Apparently THE FAULT IN OUR STARS is based on a wildly successful novel by a chap called John Green about a couple of cancer-ridden teens who fall in love before tragedy inevitably befalls them. So I entered the cinema expecting a kind of LOVE STORY movie in which wise-cracking, beautiful kids suffered and I cried and in that bizarre and slightly morally questionable way, felt better for it. Well, I was only half right. This is a handsome film. Handsomely cast, handsomely shot, and earnest even in its dry wit. The star-crossed lovers are suitably pretty and witty and their portentous/pretentious names signal just how seriously this movie takes itself. The kids might be post-modern about their disease, but this movie isn't. We're never for a minute allowed to forget how tragic and wonderful it all is. I could talk at length about how kids don't really talk like that, and teenage love, especially under extreme stress isn't really like that - how it's all just a fairytale of suffering. But then I'd sound like the anti-hero of the piece - the deliciously spiky author Peter Van Houten, as played by Willem Defoe - a man so bitter and twisted that even the angelically patient kids tell him to go fuck himself. (It should, of course, not surprise you that the spiky novelist is also softened by the kids gorgeous loveliness.)
I guess I can some up my gripes as follows. First, from a cerebral perspective, there's a cognitive dissonance. The whole point motivating narrative of the story is that Hazel Grace (Shailene Woodley - THE DESCENDENTS) gives Augustus Waters (Ansel Eglort) her favourite book by the aforementioned author - a book that she describes as being the only one that ever described how she felt as a cancer sufferer - the book that they travel to Amsterdam to hear explained. But I found myself asking whether this movie, if seen by a teenage cancer sufferer, would provide the same service? Would it live up to the ideal of being authentic and uplifting and empathetic? Does it describe something real and admirable and truly tragic? For me the answer is no. Because nothing about how these kids look, feel and are whisked on a magical journey felt real - and because of that, using cancer felt exploitative. My second gripe comes from the heart. The movie just didn't make me cry - maybe because of the artifice I mentioned before and in spite of the genuine chemistry between it's two lead characters. In fact, the character who moved me most - who's anger and frustration seemed more real, was Augustus' friend Isaac (Nat Wolff).

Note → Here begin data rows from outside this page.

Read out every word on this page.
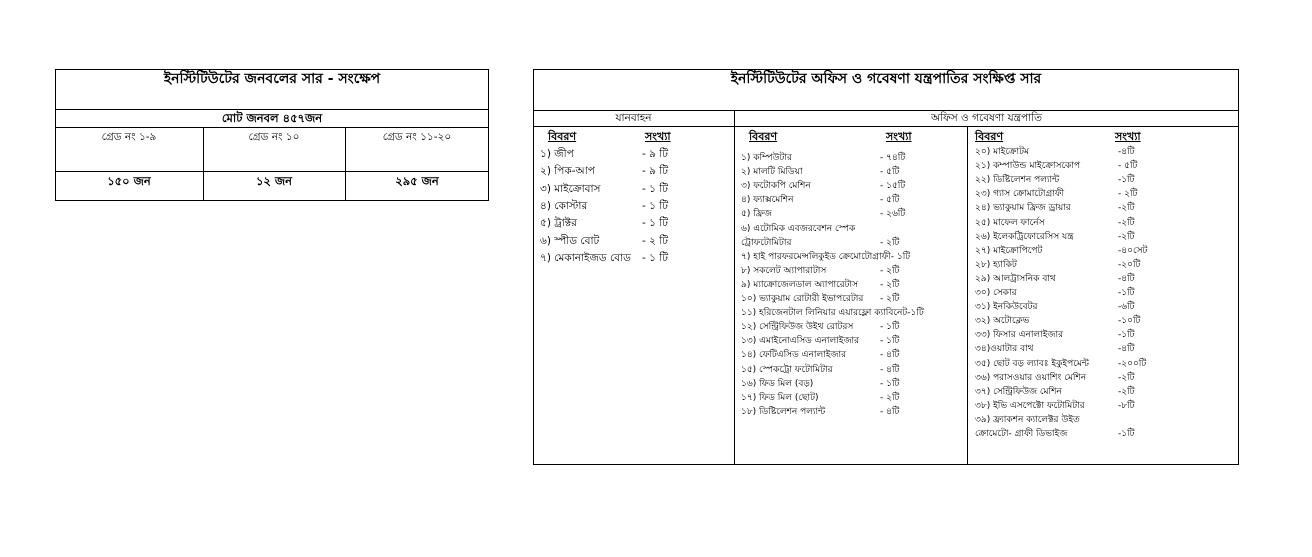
ইনস্টিটিউটের জনবলের সার - সংক্ষেপ
মোট জনবল ৪৫৭জন
গ্রেড নং ১-৯	গ্রেড নং ১০	গ্রেড নং ১১-২০
১৫০ জন	১২ জন	২৯৫ জন
ইনস্টিটিউটের অফিস ও গবেষণা যন্ত্রপাতির সংক্ষিপ্ত সার
যানবাহন	অফিস ও গবেষণা যন্ত্রপাতি
বিবরণ	সংখ্যা	বিবরণ	সংখ্যা	বিবরণ	সংখ্যা
১) জীপ	- ৯ টি
২) পিক-আপ	- ৯ টি
৩) মাইক্রোবাস	- ১ টি
৪) কোস্টার	- ১ টি
৫) ট্রাক্টর	- ১ টি
৬) স্পীড বোট	- ২ টি
৭) মেকানাইজড বোড - ১ টি
১) কম্পিউটার	- ৭৪টি
২) মালটি মিডিয়া	- ৫টি
৩) ফটোকপি মেশিন	- ১৫টি
৪) ফ্যাক্সমেশিন	- ৫টি
৫) ফ্রিজ	- ২৬টি
৬) এটোমিক এবজরবেশন স্পেক
ট্রোফটোমিটার	- ২টি
৭) হাই পারফরমেন্সলিকুইড ক্রেমোটোগ্রাফী- ১টি
৮) সকলেট অ্যাপারাটাস	- ২টি
৯) ম্যাক্রোজেলডাল অ্যাপারেটাস - ২টি
১০) ভ্যাকুয়াম রোটারী ইভাপরেটার - ২টি
১১) হরিজেনটাল লিনিয়ার এয়ারফ্লো ক্যাবিনেট-১টি
১২) সেন্ট্রিফিউজ উইথ রোটরস	- ১টি
১৩) এমাইনোএসিড এনালাইজার - ১টি
১৪) ফেটিএসিড এনালাইজার	- ৪টি
১৫) স্পেকট্রো ফটোমিটার	- ৪টি
১৬) ফিড মিল (বড়)	- ১টি
১৭) ফিড মিল (ছোট)	- ২টি
১৮) ডিষ্টিলেশন পল্যান্ট	- ৪টি
২০) মাইক্রোটম	-৪টি
২১) কম্পাউন্ড মাইক্রোসকোপ	- ৫টি
২২) ডিষ্টিলেশন পল্যান্ট	-১টি
২৩) গ্যাস ক্রোমাটোগ্রাফী	- ২টি
২৪) ভ্যাকুয়াম ফ্রিজ ড্রায়ার	-২টি
২৫) মাফেল ফার্নেস	-২টি
২৬) ইলেকট্রিফোরেসিস যন্ত্র	-২টি
২৭) মাইক্রোপিপেট	-৪০সেট
২৮) হ্যাকিট	-২০টি
২৯) আলট্রাসনিক বাথ	-৪টি
৩০) সেকার	-১টি
৩১) ইনকিউবেটর	-৬টি
৩২) অটোক্লেভ	-১০টি
৩৩) ফিসার এনালাইজার	-১টি
৩৪)ওয়াটার বাথ	-৪টি
৩৫) ছোট বড় ল্যাবঃ ইকুইপমেন্ট	-২০০টি
৩৬) পরাসওয়ার ওয়াশিং মেশিন	-২টি
৩৭) সেন্ট্রিফিউজ মেশিন	-২টি
৩৮) ইভি এসপেক্টো ফটোমিটার	-৮টি
৩৯) ফ্র্যাকশন ক্যালেক্টর উইত
ক্রোমেটো- গ্রাফী ডিভাইজ	-১টি
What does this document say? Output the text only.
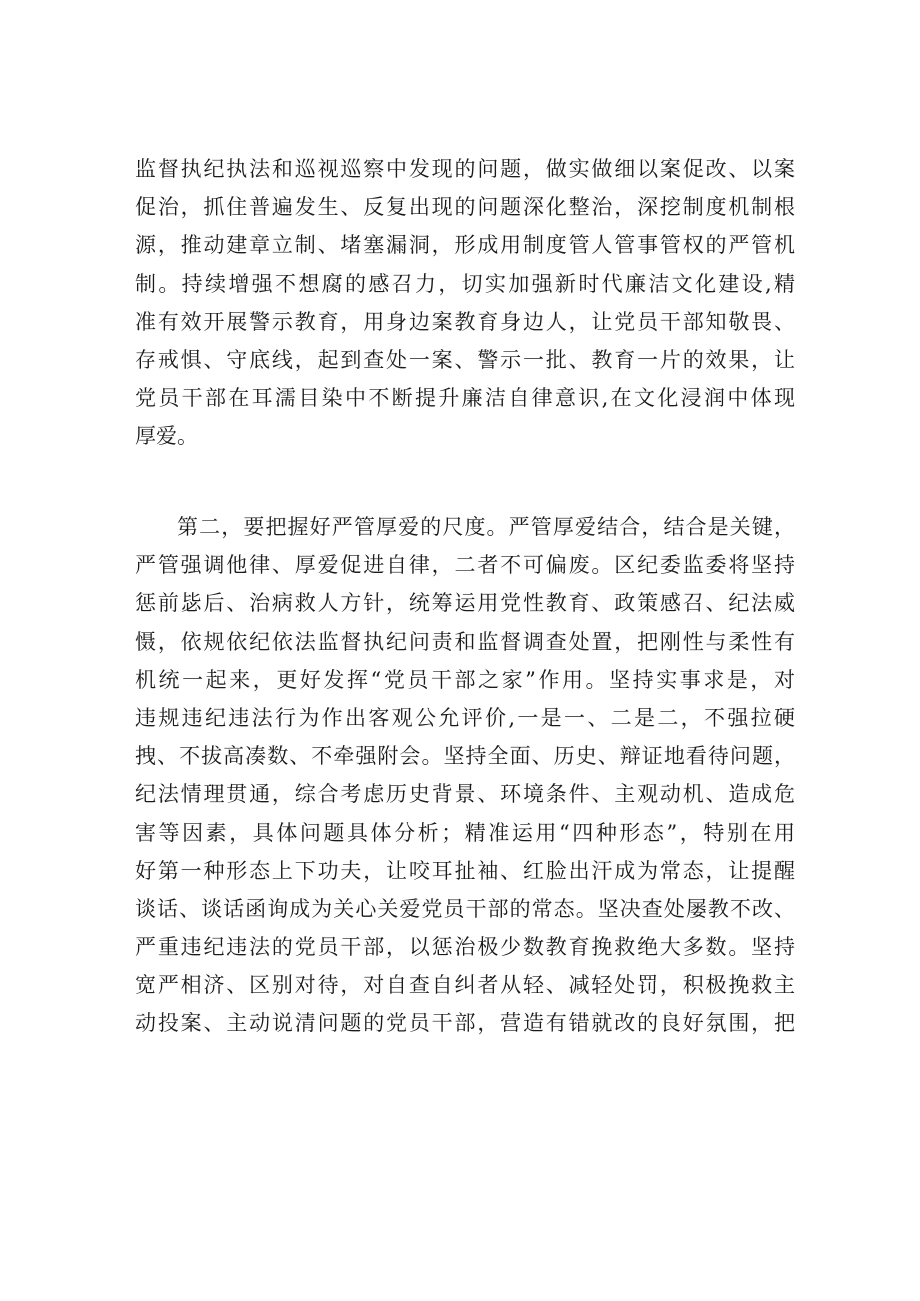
监督执纪执法和巡视巡察中发现的问题，做实做细以案促改、以案
促治，抓住普遍发生、反复出现的问题深化整治，深挖制度机制根
源，推动建章立制、堵塞漏洞，形成用制度管人管事管权的严管机
制。持续增强不想腐的感召力，切实加强新时代廉洁文化建设,精
准有效开展警示教育，用身边案教育身边人，让党员干部知敬畏、
存戒惧、守底线，起到查处一案、警示一批、教育一片的效果，让
党员干部在耳濡目染中不断提升廉洁自律意识,在文化浸润中体现
厚爱。
第二，要把握好严管厚爱的尺度。严管厚爱结合，结合是关键，
严管强调他律、厚爱促进自律，二者不可偏废。区纪委监委将坚持
惩前毖后、治病救人方针，统筹运用党性教育、政策感召、纪法威
慑，依规依纪依法监督执纪问责和监督调查处置，把刚性与柔性有
机统一起来，更好发挥“党员干部之家”作用。坚持实事求是，对
违规违纪违法行为作出客观公允评价,一是一、二是二，不强拉硬
拽、不拔高凑数、不牵强附会。坚持全面、历史、辩证地看待问题，
纪法情理贯通，综合考虑历史背景、环境条件、主观动机、造成危
害等因素，具体问题具体分析；精准运用“四种形态”，特别在用
好第一种形态上下功夫，让咬耳扯袖、红脸出汗成为常态，让提醒
谈话、谈话函询成为关心关爱党员干部的常态。坚决查处屡教不改、
严重违纪违法的党员干部，以惩治极少数教育挽救绝大多数。坚持
宽严相济、区别对待，对自查自纠者从轻、减轻处罚，积极挽救主
动投案、主动说清问题的党员干部，营造有错就改的良好氛围，把
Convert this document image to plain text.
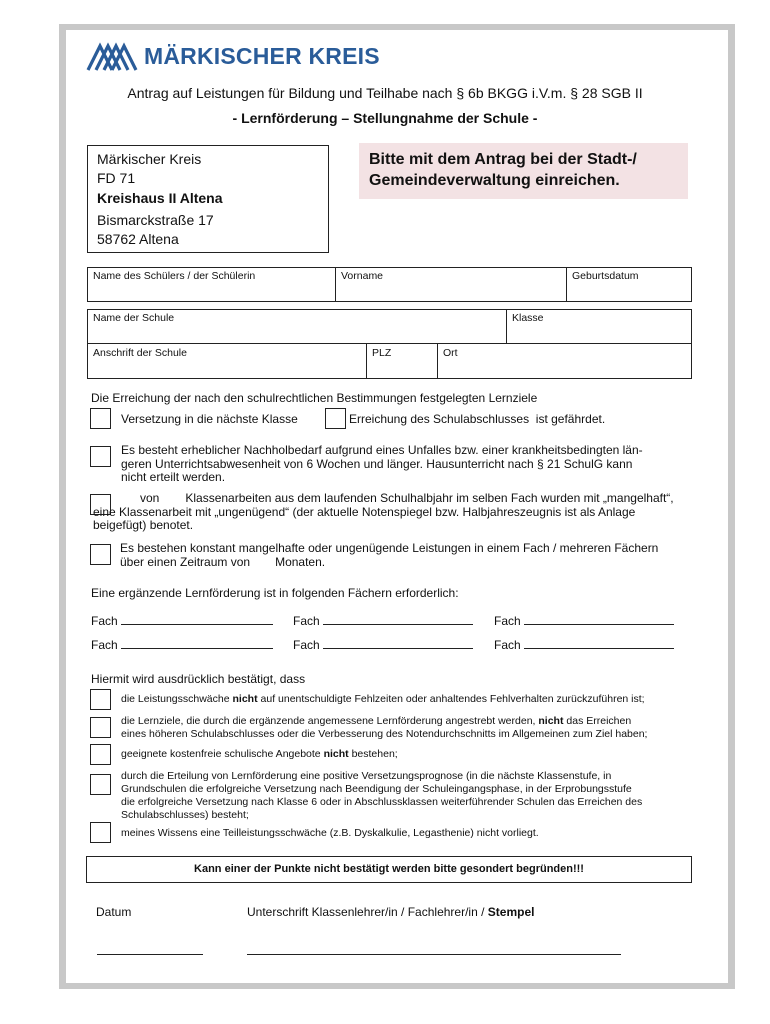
MÄRKISCHER KREIS
Antrag auf Leistungen für Bildung und Teilhabe nach § 6b BKGG i.V.m. § 28 SGB II
- Lernförderung – Stellungnahme der Schule -
Märkischer Kreis
FD 71
Kreishaus II Altena
Bismarckstraße 17
58762 Altena
Bitte mit dem Antrag bei der Stadt-/
Gemeindeverwaltung einreichen.
Name des Schülers / der Schülerin	Vorname	Geburtsdatum
Name der Schule	Klasse
Anschrift der Schule	PLZ	Ort
Die Erreichung der nach den schulrechtlichen Bestimmungen festgelegten Lernziele
Versetzung in die nächste Klasse	Erreichung des Schulabschlusses ist gefährdet.
Es besteht erheblicher Nachholbedarf aufgrund eines Unfalles bzw. einer krankheitsbedingten län-
geren Unterrichtsabwesenheit von 6 Wochen und länger. Hausunterricht nach § 21 SchulG kann
nicht erteilt werden.
von Klassenarbeiten aus dem laufenden Schulhalbjahr im selben Fach wurden mit „mangelhaft“,
eine Klassenarbeit mit „ungenügend“ (der aktuelle Notenspiegel bzw. Halbjahreszeugnis ist als Anlage
beigefügt) benotet.
Es bestehen konstant mangelhafte oder ungenügende Leistungen in einem Fach / mehreren Fächern
über einen Zeitraum von Monaten.
Eine ergänzende Lernförderung ist in folgenden Fächern erforderlich:
Fach	Fach	Fach
Fach	Fach	Fach
Hiermit wird ausdrücklich bestätigt, dass
die Leistungsschwäche nicht auf unentschuldigte Fehlzeiten oder anhaltendes Fehlverhalten zurückzuführen ist;
die Lernziele, die durch die ergänzende angemessene Lernförderung angestrebt werden, nicht das Erreichen
eines höheren Schulabschlusses oder die Verbesserung des Notendurchschnitts im Allgemeinen zum Ziel haben;
geeignete kostenfreie schulische Angebote nicht bestehen;
durch die Erteilung von Lernförderung eine positive Versetzungsprognose (in die nächste Klassenstufe, in
Grundschulen die erfolgreiche Versetzung nach Beendigung der Schuleingangsphase, in der Erprobungsstufe
die erfolgreiche Versetzung nach Klasse 6 oder in Abschlussklassen weiterführender Schulen das Erreichen des
Schulabschlusses) besteht;
meines Wissens eine Teilleistungsschwäche (z.B. Dyskalkulie, Legasthenie) nicht vorliegt.
Kann einer der Punkte nicht bestätigt werden bitte gesondert begründen!!!
Datum	Unterschrift Klassenlehrer/in / Fachlehrer/in / Stempel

So basically, it's a thumbs down for THE FAULT IN OUR STARS because I disagree with the very contradiction at its heart - the authentic book that is embraced by the in-authentically perfect suffering couple. I guess what that means is that I wanted to see a movie based on the fictional novel by Peter van Houten rather than THIS movie based on THIS book by John Green. Can I really criticise this movie for not being another movie? It's well enough made, after all? Perhaps I am being unfair. All the same, it's just not for me.
THE FAULT IN OUR STARS has a running time of 126 minutes and is rated PG-13. The film is currently on release in the USA, Egypt, Jamaica, Trinidad, Australia, Brazil, Belarus, the Czech Republic, Croatia, Hungary, Kazakhstan, Lebanon, New Zealand, the Philippines, Puerto Rico, Russia, Slovakia, Austria, Canada, Estonia, Iceland, Latvia, Mexico, Poland, South Africa, the UAE, Bahrain, Switzerland, Chile, Germany, Denmark, Iraq, Jordan, Kuwait, Montenegro, Macedonia, Oman, Qatar, Serbia, Bulgaria, Norway, Romania, Belgium, Israel, Dominican Republic, the UK, Greece, Ireland, Portugal, Singapore, Cyprus, Lithuania and Sweden. It opens in Cambodia on June 25th, in Argentina and Uruguay on June 26th, in Ecuador and Turkey on June 27th, in Spain, India and Venezuela on July 4th, in the Netherlands and the Ukraine on July 10th, in Finland on July 11th, in Thailand on July 24th, in Malaysia on July 31st, in Hong Kong on August 14th, in France on August 20th, in Indonesia and Taiwan on August 22nd, in Slovenia on August 28th, in Azerbaijan and Italy on September 4th.